Akhirnya, lewat panitia sembilan yang terdiri dari Abikusno Tjokrosujoso, A. Kahar
Muzakkir, Agus Salim, A. Wachid Hasjim dari golongan nasionalis Islami;
Soekarno, Mohammad Hatta, Muhammad Yamin, dan Ahmad Subardjo dari golongan
nasionalis netral agama; serta A.A. Maramis dari golongan Keristen, dicapailah
kesepakatan piagam Jakarta yang didalam sila pertamanya berbunyi, “Ketuhanan Dengan Kewajiban Menjalankan Syariat
Islam Bagi Pemeluk-Pemeluknya.” Kesepakatan ini dicapai melalui sidang pada
tanggal 22 Juni 1945.[4]
Namun
pada tanggal 18 Agustus 1945 tujuh kata tersebut dicoret dari pembukaan UUD
1945, karena menurut informasi yang diterima oleh Bung Hatta dari dua orang
yang “mengaku” sebagai perwira utusan
angkatan laut Jepang yang menyatakan apabila tujuh kata tersebut dipertahankan
maka Indonesia bagian Timur akan memisahkan diri dari Republik Indonesia.

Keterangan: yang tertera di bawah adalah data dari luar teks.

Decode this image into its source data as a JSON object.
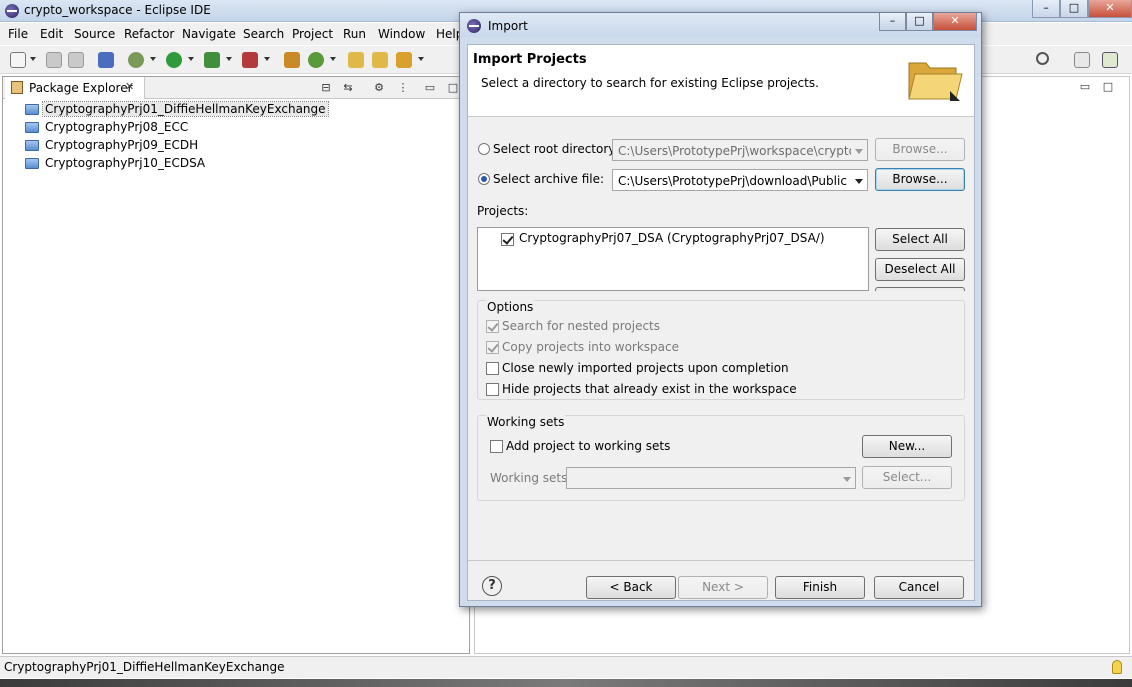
{
  "window": {
    "title": "crypto_workspace - Eclipse IDE",
    "minimize": "–",
    "maximize": "□",
    "close": "✕"
  },
  "menu": [
    "File",
    "Edit",
    "Source",
    "Refactor",
    "Navigate",
    "Search",
    "Project",
    "Run",
    "Window",
    "Help"
  ],
  "package_explorer": {
    "tab_label": "Package Explorer",
    "tab_close": "✕",
    "items": [
      "CryptographyPrj01_DiffieHellmanKeyExchange",
      "CryptographyPrj08_ECC",
      "CryptographyPrj09_ECDH",
      "CryptographyPrj10_ECDSA"
    ]
  },
  "status_bar": {
    "text": "CryptographyPrj01_DiffieHellmanKeyExchange"
  },
  "dialog": {
    "title": "Import",
    "minimize": "–",
    "maximize": "□",
    "close": "✕",
    "heading": "Import Projects",
    "subheading": "Select a directory to search for existing Eclipse projects.",
    "root_dir_label": "Select root directory:",
    "root_dir_value": "C:\\Users\\PrototypePrj\\workspace\\crypto_wo",
    "archive_label": "Select archive file:",
    "archive_value": "C:\\Users\\PrototypePrj\\download\\Public Key",
    "browse": "Browse...",
    "projects_label": "Projects:",
    "project_items": [
      "CryptographyPrj07_DSA (CryptographyPrj07_DSA/)"
    ],
    "select_all": "Select All",
    "deselect_all": "Deselect All",
    "options_title": "Options",
    "options": [
      {
        "label": "Search for nested projects",
        "checked": true,
        "enabled": false
      },
      {
        "label": "Copy projects into workspace",
        "checked": true,
        "enabled": false
      },
      {
        "label": "Close newly imported projects upon completion",
        "checked": false,
        "enabled": true
      },
      {
        "label": "Hide projects that already exist in the workspace",
        "checked": false,
        "enabled": true
      }
    ],
    "working_sets_title": "Working sets",
    "add_to_working_sets": "Add project to working sets",
    "new_button": "New...",
    "working_sets_label": "Working sets:",
    "select_button": "Select...",
    "help": "?",
    "back": "< Back",
    "next": "Next >",
    "finish": "Finish",
    "cancel": "Cancel"
  }
}
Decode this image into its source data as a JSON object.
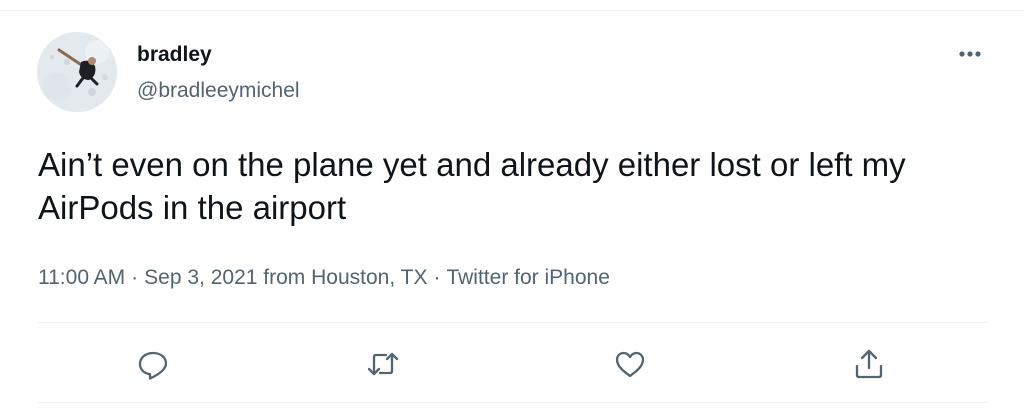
{
  "author": {
    "display_name": "bradley",
    "handle": "@bradleeymichel",
    "avatar_icon": "avatar-photo"
  },
  "tweet": {
    "text": "Ain’t even on the plane yet and already either lost or left my AirPods in the airport",
    "time": "11:00 AM",
    "date": "Sep 3, 2021",
    "location": "from Houston, TX",
    "source": "Twitter for iPhone",
    "separator": "·"
  },
  "actions": [
    {
      "icon": "reply-icon"
    },
    {
      "icon": "retweet-icon"
    },
    {
      "icon": "like-icon"
    },
    {
      "icon": "share-icon"
    }
  ],
  "colors": {
    "text_primary": "#0f1419",
    "text_secondary": "#536471",
    "divider": "#eff3f4"
  }
}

Maka
oleh karena itu tujuh kata tersebut dicoret. Setelah pencoretan tujuh kata
tersebut Bung Karno pada setiap kesempatan pidato politiknya selalu bernada
membesarkan hati umat Islam (seperti memberikan angin surga) bahwa umat Islam
dapat memosisikan kembali keinginan mereka untuk melaksanakan Syariat Islam terutama
melalui pemilu (1955) anggota-anggota konstituante.[5]
Penulis
berpendapat bahwa perubahan tujuh kata menjadi Ketuhanan Yang Maha Esa
merupakan suatu sumber dari pemikiran Sekuler , susai dengan penegasan Muhammad
Natsir bahwa ketuhanan dalam Pancasila hanyalah rasa adanya tuhan tanpa wahyu
serta rasa ketuhanan tersebut bersifat relatif dan para pendukung Pancasila
menafsirkan Pancasila tersebut sesuai selera mereka. Para pendukung Komunisme
menerima Pancasila hanyalah sebagai kamuflase belaka.
2. Periode
Demokrasi Liberal
Pada
29 September 1955, pemilu pertama di Indonesia dapat dilaksanakan. Pemilu ini
diikuti oleh banyak partai dengan aneka ragam latar belakang politik dan
ideologi. Ada 39 partai politik yang ikut dalam pemilu ini yang dipandang paling
demokratis di Indonesia. Selain itu terdapat pula 46 kelompok organisasi, 59
orang mewakili perorangan, dan 34 kelompok kumpulan. Semuanya memperebutkan 257
kursi dari 15 daerah pemilihan. Dari pemilu ini, setidaknya ada tiga ideologi
yang meraih suara terbesar dan akan bersaing di konstituante nantinya.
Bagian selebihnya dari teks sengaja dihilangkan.